Tunisie: «une "intifada" de l'emploi»

Manifestation de jeunes à Kasserine le 21 janvier 2016 (Reuters - Amine Ben Aziza)

La situation est «maîtrisée», a assuré le 22 janvier 2016 le Premier ministre tunisien, Habid Essid alors qu’un couvre-feu national a été décrété après plusieurs jours de manifestations de chômeurs, notamment à Kasserine (centre-ouest de la Tunisie), dans l’une des régions les plus pauvres de Tunisie, laissées pour compte depuis des années. Une situation «maîtrisée», vraiment ?

A Kasserine, les émeutes ont commencé après le suicide d’un chômeur de 28 ans, Ridha Yahyaoui, le 16 janvier.

«C’est comme si nous étions encore à la fin 2010-début 2011», écrivait le 21 janvier le quotidien arabophone Al Chourouk. «De Bouazizi à Yahyaoui, les motifs et la manière se répètent. Les résultats seront-ils les mêmes?», se demande le journal faisant référence à Mohamed Bouazizi, le vendeur ambulant qui s'était immolé par le feu en décembre 2010 à Sidi Bouzid, non loin de Kasserine. Ce geste, à l'origine du Printemps arabe, avait déclenché un soulèvement populaire et la chute de la dictature de Zine el Abidine Ben Ali le 14 janvier 2011.

«La situation se calme» et est «actuellement maîtrisée», a assuré Habib Essid, à l'issue d'un déjeuner avec François Hollande à l'Élysée. Il n’en a pas moins décidé d’écourter sa tournée en Europe. De plus, le ministère de l'Intérieur a annoncé l'instauration d'un couvre-feu national de 20h00 à 05h00. Apparemment, celui qui était déjà instauré dans la région de Kasserine n'est guère respecté. Et la contestation s'étend à d'autres régions, comme le rapporte Le Monde.

Laisser «du temps au temps»
Evoquant les manifestations de Kasserine, le chef du gouvernement a souligné qu'il s'agissait d'«un problème économique, de demandes d'emploi». Le 20 janvier, le porte-parole du gouvernement avait annoncé en urgence le recrutement de 5000 chômeurs pour la ville. Problème: «Il ne s'agissait pas de 5000 emplois mais de 5000 chômeurs pouvant bénéficier d'un dispositif d'aide à l'emploi», rapporte Le Monde... L'erreur n'a pas «contribué à apaiser la situation», ajoute le quotidien français.

Habib Essid a promis que de nouvelles «mesures seront prises dans le cadre d'un programme de développement». Toutefois, a-t-il relevé, «nous n'avons pas de baguette magique, on ne peut pas résoudre tous les problèmes d'emploi en une seule fois».

Le président Béji Caïd Essebsi, élu à l’automne 2014, a fait valoir le 20 janvier qu’il avait «hérité d'une situation très difficile» avec «700.000 chômeurs et, parmi eux, 250.000 jeunes diplômés». «On ne peut résoudre des situations comme ça par des déclarations ou un coup de pouce.
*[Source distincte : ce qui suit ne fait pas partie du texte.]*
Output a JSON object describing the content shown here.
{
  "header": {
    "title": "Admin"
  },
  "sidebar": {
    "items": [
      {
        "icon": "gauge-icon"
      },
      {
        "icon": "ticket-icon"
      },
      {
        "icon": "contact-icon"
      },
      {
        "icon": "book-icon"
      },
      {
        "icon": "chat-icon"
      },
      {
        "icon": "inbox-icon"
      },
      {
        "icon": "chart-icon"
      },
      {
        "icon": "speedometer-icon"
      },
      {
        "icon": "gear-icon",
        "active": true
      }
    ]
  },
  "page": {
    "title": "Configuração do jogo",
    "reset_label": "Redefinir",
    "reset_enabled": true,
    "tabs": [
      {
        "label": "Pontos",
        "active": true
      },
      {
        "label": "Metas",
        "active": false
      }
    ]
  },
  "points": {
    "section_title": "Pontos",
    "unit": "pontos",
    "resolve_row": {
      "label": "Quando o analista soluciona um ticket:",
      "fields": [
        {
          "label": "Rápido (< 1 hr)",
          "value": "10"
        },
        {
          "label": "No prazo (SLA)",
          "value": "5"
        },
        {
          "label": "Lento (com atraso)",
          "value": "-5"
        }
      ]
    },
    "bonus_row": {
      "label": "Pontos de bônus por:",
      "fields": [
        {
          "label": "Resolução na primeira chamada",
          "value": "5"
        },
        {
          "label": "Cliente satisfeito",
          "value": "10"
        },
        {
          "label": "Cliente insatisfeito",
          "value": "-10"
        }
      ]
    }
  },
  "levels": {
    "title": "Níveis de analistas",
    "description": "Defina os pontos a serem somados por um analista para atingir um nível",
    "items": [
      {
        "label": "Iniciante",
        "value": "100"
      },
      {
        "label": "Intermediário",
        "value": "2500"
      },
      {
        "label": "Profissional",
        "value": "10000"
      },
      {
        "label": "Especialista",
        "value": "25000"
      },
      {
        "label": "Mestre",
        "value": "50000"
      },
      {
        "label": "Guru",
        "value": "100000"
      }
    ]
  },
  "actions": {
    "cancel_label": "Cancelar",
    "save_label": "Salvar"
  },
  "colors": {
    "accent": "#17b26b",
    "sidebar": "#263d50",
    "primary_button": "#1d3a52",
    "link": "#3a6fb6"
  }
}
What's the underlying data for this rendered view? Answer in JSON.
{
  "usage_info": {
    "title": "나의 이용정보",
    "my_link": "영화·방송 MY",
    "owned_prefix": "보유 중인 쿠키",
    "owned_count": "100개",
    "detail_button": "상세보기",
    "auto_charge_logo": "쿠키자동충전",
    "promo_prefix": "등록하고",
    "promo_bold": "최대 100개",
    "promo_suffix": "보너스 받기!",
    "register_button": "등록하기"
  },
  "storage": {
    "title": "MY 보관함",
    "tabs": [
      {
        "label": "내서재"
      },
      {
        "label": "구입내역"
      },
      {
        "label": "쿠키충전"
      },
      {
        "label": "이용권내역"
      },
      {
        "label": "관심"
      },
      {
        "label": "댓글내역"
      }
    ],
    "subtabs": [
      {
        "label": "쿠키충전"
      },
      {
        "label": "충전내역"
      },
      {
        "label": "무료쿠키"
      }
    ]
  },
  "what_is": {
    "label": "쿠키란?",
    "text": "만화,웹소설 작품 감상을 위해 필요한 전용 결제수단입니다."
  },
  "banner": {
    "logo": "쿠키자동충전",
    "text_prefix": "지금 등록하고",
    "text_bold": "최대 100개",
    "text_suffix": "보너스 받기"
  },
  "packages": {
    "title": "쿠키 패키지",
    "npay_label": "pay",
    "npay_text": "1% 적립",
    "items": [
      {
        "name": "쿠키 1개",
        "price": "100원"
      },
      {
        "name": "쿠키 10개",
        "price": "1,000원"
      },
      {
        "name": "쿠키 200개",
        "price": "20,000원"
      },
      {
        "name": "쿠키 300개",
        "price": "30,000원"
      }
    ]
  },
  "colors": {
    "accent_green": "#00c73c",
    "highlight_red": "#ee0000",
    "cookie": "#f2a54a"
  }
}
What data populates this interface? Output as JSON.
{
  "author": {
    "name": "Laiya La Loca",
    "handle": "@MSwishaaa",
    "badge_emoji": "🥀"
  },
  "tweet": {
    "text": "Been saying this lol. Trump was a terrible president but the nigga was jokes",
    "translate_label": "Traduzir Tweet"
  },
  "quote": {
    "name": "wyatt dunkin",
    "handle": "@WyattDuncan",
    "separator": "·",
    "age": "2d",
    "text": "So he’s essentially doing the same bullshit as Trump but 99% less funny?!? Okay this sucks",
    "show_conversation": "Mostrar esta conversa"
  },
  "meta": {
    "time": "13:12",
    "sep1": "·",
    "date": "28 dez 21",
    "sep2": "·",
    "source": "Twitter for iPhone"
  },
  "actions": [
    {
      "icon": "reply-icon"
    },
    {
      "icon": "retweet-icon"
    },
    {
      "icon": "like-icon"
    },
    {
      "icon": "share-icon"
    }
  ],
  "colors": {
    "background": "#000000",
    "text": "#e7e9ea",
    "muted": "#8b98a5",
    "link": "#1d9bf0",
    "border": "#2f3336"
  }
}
Il faut (laisser) du temps au temps», a-t-il argué.

De son côté, l’Elysée a annoncé l'intention de la France de mettre en oeuvre un plan de soutien à la Tunisie d'un milliard d'euros sur les cinq prochaines années.

Des manifestations «prévisibles»
Ces déclarations et ces promesses suffiront-t-elles à calmer l’impatience de la jeunesse défavorisée ?

Président du Forum tunisien pour les droits économiques et sociaux (FTDES), Abderrahman Hedhili estime que de tels évènements «étaient depuis longtemps prévisibles». «Nous avons averti que la situation sociale allait exploser. Les gens ont attendu (...) mais le gouvernement n'a pas de vision, pas de programme pour les régions intérieures», a-t-il dit à l'AFP.

«Les revendications populaires se résument à l’emploi et à une vie digne. Après des années de promesses, la patience s’est transformée en une ‘‘intifadha’’ de l’emploi», expliquait le 22 janvier le quotidien francophone La Presse. D’autres journaux rappellent «l’effrayante réalité des inégalités régionales».

Alors que la Tunisie ne parvient pas à relancer son économie, le chômage dépasse 15% au niveau national et atteint le double chez les diplômés. Ces taux sont encore supérieurs dans l'intérieur du pays. En 2015, la croissance devrait être inférieure à 1%, notamment plombée par la crise du secteur touristique, conséquence de l'instabilité et des attaques djihadistes.